1. Getting Started with Oracle Enterprise Performance Management Cloud for Administrators
  2. Managing EPM Cloud Users and Roles
  3. Using Identity Cloud Service Groups to Assign Predefined Roles to Users in Oracle Cloud Console (IAM) (for OCI (Gen 2) only)

Using Identity Cloud Service Groups to Assign Predefined Roles to Users in Oracle Cloud Console (IAM) (for OCI (Gen 2) only)

In OCI (Gen 2) environments, you can use Identity groups to assign predefined roles to multiple Oracle Enterprise Performance Management Cloud users. Since Identity groups can be synced with identity provider (IdP) groups (such as Azure AD groups), you can even add individual users to IdP groups and assign the predefined roles to these groups in Oracle Cloud Console (IAM).

Note:

Renaming an IDCS group is functionally equal to deleting it and creating a new one.
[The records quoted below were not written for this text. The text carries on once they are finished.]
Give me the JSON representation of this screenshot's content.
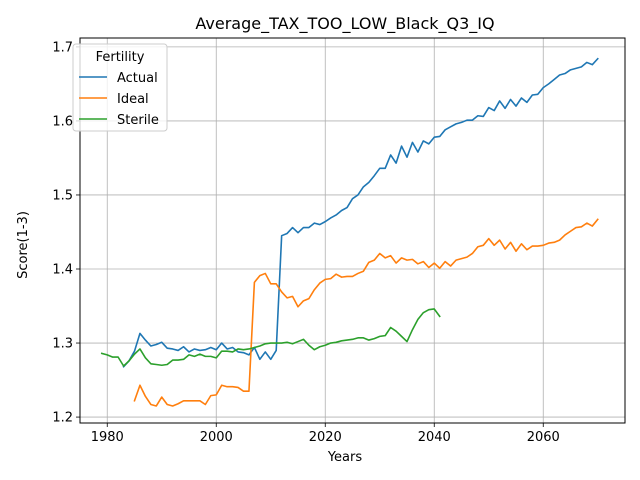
{
  "chart_data": {
    "type": "line",
    "title": "Average_TAX_TOO_LOW_Black_Q3_IQ",
    "xlabel": "Years",
    "ylabel": "Score(1-3)",
    "xlim": [
      1975,
      2075
    ],
    "ylim": [
      1.192,
      1.712
    ],
    "xticks": [
      "1980",
      "2000",
      "2020",
      "2040",
      "2060"
    ],
    "yticks": [
      "1.2",
      "1.3",
      "1.4",
      "1.5",
      "1.6",
      "1.7"
    ],
    "grid": true,
    "legend": {
      "title": "Fertility",
      "placement": "top-left"
    },
    "series": [
      {
        "name": "Actual",
        "color": "#1f77b4",
        "points": [
          [
            1983,
            1.268
          ],
          [
            1984,
            1.276
          ],
          [
            1985,
            1.289
          ],
          [
            1986,
            1.313
          ],
          [
            1987,
            1.304
          ],
          [
            1988,
            1.296
          ],
          [
            1989,
            1.298
          ],
          [
            1990,
            1.301
          ],
          [
            1991,
            1.293
          ],
          [
            1992,
            1.292
          ],
          [
            1993,
            1.29
          ],
          [
            1994,
            1.295
          ],
          [
            1995,
            1.288
          ],
          [
            1996,
            1.292
          ],
          [
            1997,
            1.29
          ],
          [
            1998,
            1.291
          ],
          [
            1999,
            1.294
          ],
          [
            2000,
            1.291
          ],
          [
            2001,
            1.3
          ],
          [
            2002,
            1.292
          ],
          [
            2003,
            1.294
          ],
          [
            2004,
            1.288
          ],
          [
            2005,
            1.287
          ],
          [
            2006,
            1.284
          ],
          [
            2007,
            1.294
          ],
          [
            2008,
            1.278
          ],
          [
            2009,
            1.288
          ],
          [
            2010,
            1.278
          ],
          [
            2011,
            1.29
          ],
          [
            2012,
            1.445
          ],
          [
            2013,
            1.448
          ],
          [
            2014,
            1.456
          ],
          [
            2015,
            1.449
          ],
          [
            2016,
            1.456
          ],
          [
            2017,
            1.456
          ],
          [
            2018,
            1.462
          ],
          [
            2019,
            1.46
          ],
          [
            2020,
            1.464
          ],
          [
            2021,
            1.469
          ],
          [
            2022,
            1.473
          ],
          [
            2023,
            1.479
          ],
          [
            2024,
            1.483
          ],
          [
            2025,
            1.495
          ],
          [
            2026,
            1.5
          ],
          [
            2027,
            1.511
          ],
          [
            2028,
            1.517
          ],
          [
            2029,
            1.526
          ],
          [
            2030,
            1.536
          ],
          [
            2031,
            1.536
          ],
          [
            2032,
            1.554
          ],
          [
            2033,
            1.543
          ],
          [
            2034,
            1.566
          ],
          [
            2035,
            1.551
          ],
          [
            2036,
            1.571
          ],
          [
            2037,
            1.558
          ],
          [
            2038,
            1.573
          ],
          [
            2039,
            1.569
          ],
          [
            2040,
            1.578
          ],
          [
            2041,
            1.579
          ],
          [
            2042,
            1.588
          ],
          [
            2043,
            1.592
          ],
          [
            2044,
            1.596
          ],
          [
            2045,
            1.598
          ],
          [
            2046,
            1.601
          ],
          [
            2047,
            1.601
          ],
          [
            2048,
            1.607
          ],
          [
            2049,
            1.606
          ],
          [
            2050,
            1.618
          ],
          [
            2051,
            1.614
          ],
          [
            2052,
            1.627
          ],
          [
            2053,
            1.617
          ],
          [
            2054,
            1.629
          ],
          [
            2055,
            1.62
          ],
          [
            2056,
            1.631
          ],
          [
            2057,
            1.625
          ],
          [
            2058,
            1.635
          ],
          [
            2059,
            1.636
          ],
          [
            2060,
            1.645
          ],
          [
            2061,
            1.65
          ],
          [
            2062,
            1.656
          ],
          [
            2063,
            1.662
          ],
          [
            2064,
            1.664
          ],
          [
            2065,
            1.669
          ],
          [
            2066,
            1.671
          ],
          [
            2067,
            1.673
          ],
          [
            2068,
            1.679
          ],
          [
            2069,
            1.676
          ],
          [
            2070,
            1.684
          ]
        ]
      },
      {
        "name": "Ideal",
        "color": "#ff7f0e",
        "points": [
          [
            1985,
            1.222
          ],
          [
            1986,
            1.243
          ],
          [
            1987,
            1.228
          ],
          [
            1988,
            1.217
          ],
          [
            1989,
            1.215
          ],
          [
            1990,
            1.227
          ],
          [
            1991,
            1.217
          ],
          [
            1992,
            1.215
          ],
          [
            1993,
            1.218
          ],
          [
            1994,
            1.222
          ],
          [
            1995,
            1.222
          ],
          [
            1996,
            1.222
          ],
          [
            1997,
            1.222
          ],
          [
            1998,
            1.217
          ],
          [
            1999,
            1.229
          ],
          [
            2000,
            1.23
          ],
          [
            2001,
            1.243
          ],
          [
            2002,
            1.241
          ],
          [
            2003,
            1.241
          ],
          [
            2004,
            1.24
          ],
          [
            2005,
            1.235
          ],
          [
            2006,
            1.235
          ],
          [
            2007,
            1.382
          ],
          [
            2008,
            1.391
          ],
          [
            2009,
            1.394
          ],
          [
            2010,
            1.38
          ],
          [
            2011,
            1.38
          ],
          [
            2012,
            1.369
          ],
          [
            2013,
            1.361
          ],
          [
            2014,
            1.363
          ],
          [
            2015,
            1.349
          ],
          [
            2016,
            1.357
          ],
          [
            2017,
            1.36
          ],
          [
            2018,
            1.372
          ],
          [
            2019,
            1.381
          ],
          [
            2020,
            1.386
          ],
          [
            2021,
            1.387
          ],
          [
            2022,
            1.393
          ],
          [
            2023,
            1.389
          ],
          [
            2024,
            1.39
          ],
          [
            2025,
            1.39
          ],
          [
            2026,
            1.394
          ],
          [
            2027,
            1.397
          ],
          [
            2028,
            1.409
          ],
          [
            2029,
            1.412
          ],
          [
            2030,
            1.421
          ],
          [
            2031,
            1.415
          ],
          [
            2032,
            1.418
          ],
          [
            2033,
            1.408
          ],
          [
            2034,
            1.415
          ],
          [
            2035,
            1.412
          ],
          [
            2036,
            1.413
          ],
          [
            2037,
            1.407
          ],
          [
            2038,
            1.41
          ],
          [
            2039,
            1.402
          ],
          [
            2040,
            1.408
          ],
          [
            2041,
            1.401
          ],
          [
            2042,
            1.41
          ],
          [
            2043,
            1.404
          ],
          [
            2044,
            1.412
          ],
          [
            2045,
            1.414
          ],
          [
            2046,
            1.416
          ],
          [
            2047,
            1.421
          ],
          [
            2048,
            1.43
          ],
          [
            2049,
            1.432
          ],
          [
            2050,
            1.441
          ],
          [
            2051,
            1.432
          ],
          [
            2052,
            1.439
          ],
          [
            2053,
            1.427
          ],
          [
            2054,
            1.436
          ],
          [
            2055,
            1.424
          ],
          [
            2056,
            1.434
          ],
          [
            2057,
            1.426
          ],
          [
            2058,
            1.431
          ],
          [
            2059,
            1.431
          ],
          [
            2060,
            1.432
          ],
          [
            2061,
            1.435
          ],
          [
            2062,
            1.436
          ],
          [
            2063,
            1.439
          ],
          [
            2064,
            1.446
          ],
          [
            2065,
            1.451
          ],
          [
            2066,
            1.456
          ],
          [
            2067,
            1.457
          ],
          [
            2068,
            1.462
          ],
          [
            2069,
            1.458
          ],
          [
            2070,
            1.467
          ]
        ]
      },
      {
        "name": "Sterile",
        "color": "#2ca02c",
        "points": [
          [
            1979,
            1.286
          ],
          [
            1980,
            1.284
          ],
          [
            1981,
            1.281
          ],
          [
            1982,
            1.281
          ],
          [
            1983,
            1.269
          ],
          [
            1984,
            1.276
          ],
          [
            1985,
            1.285
          ],
          [
            1986,
            1.292
          ],
          [
            1987,
            1.28
          ],
          [
            1988,
            1.272
          ],
          [
            1989,
            1.271
          ],
          [
            1990,
            1.27
          ],
          [
            1991,
            1.271
          ],
          [
            1992,
            1.277
          ],
          [
            1993,
            1.277
          ],
          [
            1994,
            1.278
          ],
          [
            1995,
            1.284
          ],
          [
            1996,
            1.282
          ],
          [
            1997,
            1.285
          ],
          [
            1998,
            1.282
          ],
          [
            1999,
            1.282
          ],
          [
            2000,
            1.28
          ],
          [
            2001,
            1.289
          ],
          [
            2002,
            1.289
          ],
          [
            2003,
            1.288
          ],
          [
            2004,
            1.292
          ],
          [
            2005,
            1.291
          ],
          [
            2006,
            1.292
          ],
          [
            2007,
            1.294
          ],
          [
            2008,
            1.296
          ],
          [
            2009,
            1.299
          ],
          [
            2010,
            1.3
          ],
          [
            2011,
            1.3
          ],
          [
            2012,
            1.3
          ],
          [
            2013,
            1.301
          ],
          [
            2014,
            1.299
          ],
          [
            2015,
            1.302
          ],
          [
            2016,
            1.305
          ],
          [
            2017,
            1.297
          ],
          [
            2018,
            1.291
          ],
          [
            2019,
            1.295
          ],
          [
            2020,
            1.297
          ],
          [
            2021,
            1.3
          ],
          [
            2022,
            1.301
          ],
          [
            2023,
            1.303
          ],
          [
            2024,
            1.304
          ],
          [
            2025,
            1.305
          ],
          [
            2026,
            1.307
          ],
          [
            2027,
            1.307
          ],
          [
            2028,
            1.304
          ],
          [
            2029,
            1.306
          ],
          [
            2030,
            1.309
          ],
          [
            2031,
            1.31
          ],
          [
            2032,
            1.321
          ],
          [
            2033,
            1.316
          ],
          [
            2034,
            1.309
          ],
          [
            2035,
            1.302
          ],
          [
            2036,
            1.318
          ],
          [
            2037,
            1.332
          ],
          [
            2038,
            1.341
          ],
          [
            2039,
            1.345
          ],
          [
            2040,
            1.346
          ],
          [
            2041,
            1.336
          ]
        ]
      }
    ]
  }
}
Create Group and Add Users

  1. Sign into Oracle Cloud Console (IAM) as an Identity Domain Administrator. See Accessing the Oracle Cloud Console (IAM).
  2. Click Groups under Identity Domain.
    Click groups under identity domain
  3. On Groups page, click Create group and enter group information.
  4. To add users to the group, select the check box for each user that you want to add to the group.

    To search for a user, click the text box, enter all or part of the beginning of the user name, first name, or last name of the user, and then press Enter.
    Create group

  5. Click Create to create this group.

    The new group is now added in the Groups page.

Assign Groups to Predefined Role

  1. Click Oracle Cloud Services under Identity Domain.

    A list of available environments is displayed.
    Select environment

  2. Click the name of the EPM Cloud environment for which you want to assign predefined roles to users.
  3. Click Application Roles.

    All predefined roles (Application Roles on UI) are displayed.

  4. Select the menu next to the predefined role that you want to assign.
    Assign groups to predefined role
  5. Click Manage next to Assigned groups.
  6. Click Show available groups.
    Show available groups
  7. Select the groups you want to assign to the current predefined role, and then click Assign.

    To search for a user, click the text box, enter all or part of the beginning of the user name, first name, or last name of the user, and then press Enter.

  8. All members of this group will be assigned the predefined role. To confirm, click Manage next to Assigned users.

    The users assigned to the predefined role get listed.

When you clone an environment with the option to clone users and predefined roles, the cloned users on the target environment will have the predefined roles assigned to them directly, even if they are assigned through IDCS groups. See Cloning EPM Cloud Environments in Administering Migration for Oracle Enterprise Performance Management Cloud.